On Monday April 19, 2010, member of the Patterson School visited Fort Knox. During lunch, I had the opportunity to ask two servicemen about their experiences and their views on the Army and military service. Both spoke very favorably about the Army; we discussed training, base life, benefits, and a few other issues. Each told me previous tours in Iraq were worthwhile and productive and the men were extremely enthusiastic to go on another tour, preferably in Afghanistan. Each man was in his late 20s and had reenlisted several times and stated his intention to do so in the future. One spoke about how he tried to get his brother to enlist years back. His attempts were unsuccessful and now his brother is a “bum who sits on the couch all day” with his parents, and presumably does not work. The other man told me he tried some civilian jobs after finishing his stint with the Navy. When that didn’t interest him, he enlisted with the Army.

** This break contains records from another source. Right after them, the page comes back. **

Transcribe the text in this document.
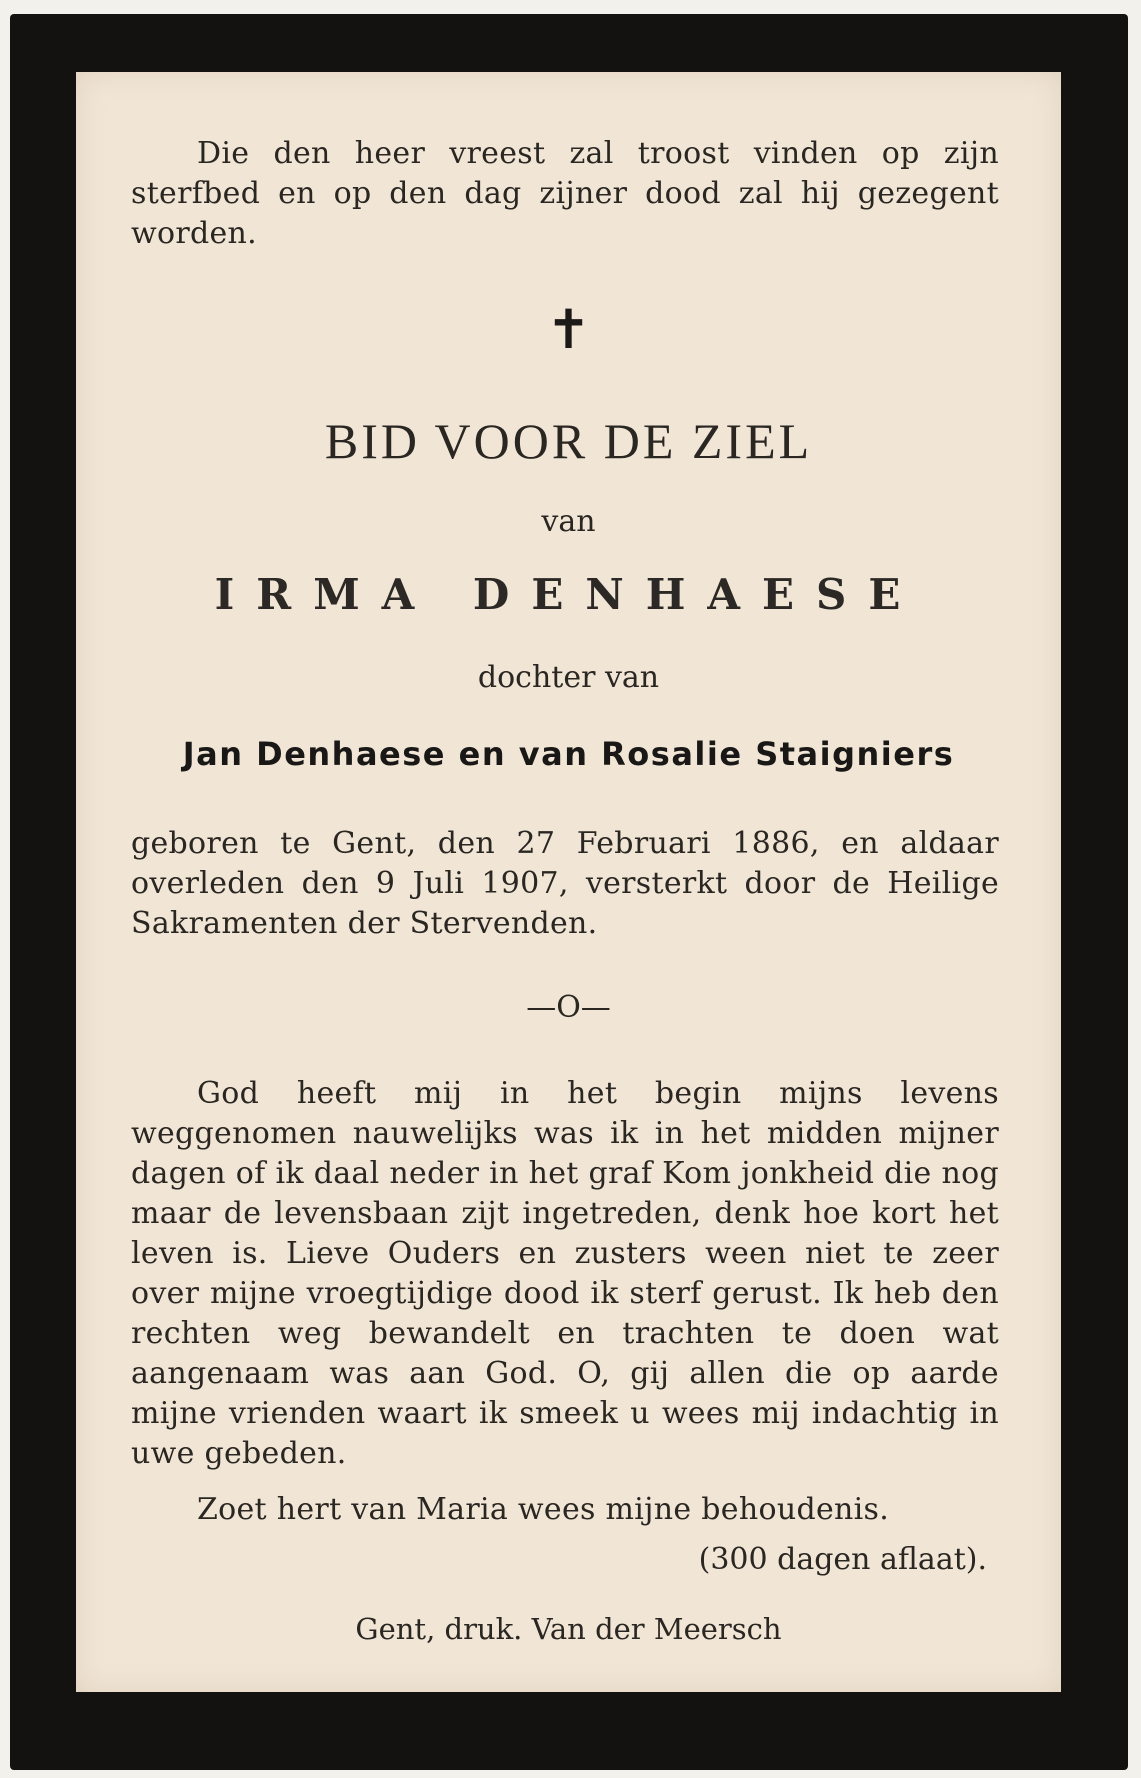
Die den heer vreest zal troost vinden op zijn sterfbed en op den dag zijner dood zal hij gezegent worden.

✝
BID VOOR DE ZIEL
van
IRMA DENHAESE
dochter van
Jan Denhaese en van Rosalie Staigniers

geboren te Gent, den 27 Februari 1886, en aldaar overleden den 9 Juli 1907, versterkt door de Heilige Sakramenten der Stervenden.

—O—

God heeft mij in het begin mijns levens weggenomen nauwelijks was ik in het midden mijner dagen of ik daal neder in het graf Kom jonkheid die nog maar de levensbaan zijt ingetreden, denk hoe kort het leven is. Lieve Ouders en zusters ween niet te zeer over mijne vroegtijdige dood ik sterf gerust. Ik heb den rechten weg bewandelt en trachten te doen wat aangenaam was aan God. O, gij allen die op aarde mijne vrienden waart ik smeek u wees mij indachtig in uwe gebeden.

Zoet hert van Maria wees mijne behoudenis.

(300 dagen aflaat).
Gent, druk. Van der Meersch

Overall, I was (pleasantly) surprised by how positive everyone seemed to be about their service. I got a sense that soldiers feel few are willing to sacrifice they way they do, but that they view the Army as a calling and truly love the military lifestyle. This contradicts the view put out by many news articles, foreign affairs essays, and novels that paint our campaigns in Iraq and Afghanistan as wasteful endeavors with no end in sight. At least from the point of view of a couple soldiers who have seen Iraqi combat operations, this is not entirely the case.
It’s necessary to have such enthusiasm among our military personnel when we continue to employ an all-volunteer force. Currently there are approximately 1.3 million men and women on active duty. Assuming this number remains relatively static, our military must receive adequate support so that the vast majority remain as dedicated and view their service with the same level of positivity as those men we met at Fort Knox. Thankfully, the 2010 Quadrennial Defense Review makes this a priority.
The 2010 QDR lists “Preserve and Enhance the All-Volunteer Force” as part of the overall “Defense Strategy.” This appears on pages vi-vii of the Executive Summary and pages 15-16 of the main document. In these sections, it states that the prolonged wartime period since 2001 has elevated the importance of preserving our force and transitioning to sustainable rotation rates. The QDR asserts:
“Although a strong sense of purpose and demonstrated operational excellence are shared across all Services and ranks, indicators of strain on the force – from retention levels in key commissioned and noncommissioned officer ranks, to increased rates of combat stress and substance abuse, and to even more tragic outcomes such as increased levels of suicide and divorce – are cause for concern.”
Our servicemen are experiencing higher than ideal deployment rates and briefer dwell periods. Thus, given the need for substantial and sustained deployments in conflict zones, the Defense Department emphasizes that our military personnel must receive extensive physical and psychological care. Additionally, the 2010 QDR revised the military’s long-held two-war policy under which it seeks to retain the capacity to maintain two conventional wars simultaneously. The shift from the two-war policy and the emphasis on preserving the strength of the voluntary force reflects a realistic assessment of American military capabilities after nearly a decade of war. It’s a welcome change from Bush-era military policies that seemingly saw no limit to military power or sustainability.
Obama’s late November/early December 2009 plan to escalate the Afghanistan campaign by 30,000 troops required a drawdown in Iraq. If all goes as planned, there will be only 50,000 U.S. troops in Iraq by the end of August 2010. At that point, forces in Afghanistan will number well over 100,000. It is at least somewhat comforting to personally find out we have servicemen eager to meet this need and to know that the Defense Department is prioritizing their well-being.